Young Tchartkoff was an artist of talent, which promised great things: his work gave evidence of observation, thought, and a strong inclination to approach nearer to nature.

“Look here, my friend,” his professor said to him more than once, “you have talent; it will be a shame if you waste it: but you are impatient; you have but to be attracted by anything, to fall in love with it, you become engrossed with it, and all else goes for nothing, and you won’t even look at it. See to it that you do not become a fashionable artist. At present your colouring begins to assert itself too loudly; and your drawing is at times quite weak; you are already striving after the fashionable style, because it strikes the eye at once. Have a care! society already begins to have its attraction for you: I have seen you with a shiny hat, a foppish neckerchief.... It is seductive to paint fashionable little pictures and portraits for money; but talent is ruined, not developed, by that means. Be patient; think out every piece of work, discard your foppishness; let others amass money, your own will not fail you.”

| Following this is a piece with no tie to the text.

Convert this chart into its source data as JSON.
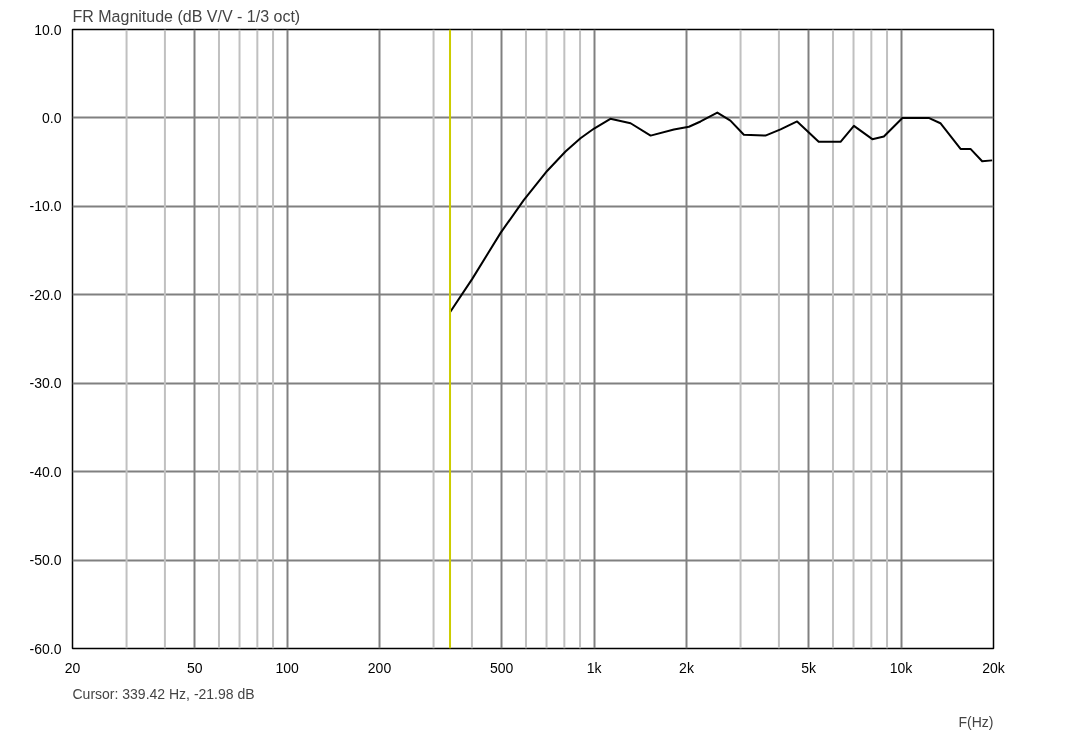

The professor was partly right. Our artist sometimes wanted to enjoy himself, to play the fop, in short, to give vent to his youthful impulses in some way or other; but he could control himself withal. At times he would forget everything, when he had once taken his brush in his hand, and could not tear himself from it except as from a delightful dream. His taste perceptibly developed. He did not as yet understand all the depths of Raphael, but he was attracted by Guido’s broad and rapid handling, he paused before Titian’s portraits, he delighted in the Flemish masters. The dark veil enshrouding the ancient pictures had not yet wholly passed away from before them; but he already saw something in them, though in private he did not agree with the professor that the secrets of the old masters are irremediably lost to us. It seemed to him that the nineteenth century had improved upon them considerably, that the delineation of nature was more clear, more vivid, more close. It sometimes vexed him when he saw how a strange artist, French or German, sometimes not even a painter by profession, but only a skilful dauber, produced, by the celerity of his brush and the vividness of his colouring, a universal commotion, and amassed in a twinkling a funded capital. This did not occur to him when fully occupied with his own work, for then he forgot food and drink and all the world. But when dire want arrived, when he had no money wherewith to buy brushes and colours, when his implacable landlord came ten times a day to demand the rent for his rooms, then did the luck of the wealthy artists recur to his hungry imagination; then did the thought which so often traverses Russian minds, to give up altogether, and go down hill, utterly to the bad, traverse his. And now he was almost in this frame of mind.

“Yes, it is all very well, to be patient, be patient!” he exclaimed, with vexation; “but there is an end to patience at last. Be patient! but what money have I to buy a dinner with to-morrow? No one will lend me any. If I did bring myself to sell all my pictures and sketches, they would not give me twenty kopeks for the whole of them. They are useful; I feel that not one of them has been undertaken in vain; I have learned something from each one. Yes, but of what use is it? Studies, sketches, all will be studies, trial-sketches to the end. And who will buy, not even knowing me by name? Who wants drawings from the antique, or the life class, or my unfinished love of a Psyche, or the interior of my room, or the portrait of Nikita, though it is better, to tell the truth, than the portraits by any of the fashionable artists? Why do I worry, and toil like a learner over the alphabet, when I might shine as brightly as the rest, and have money, too, like them?”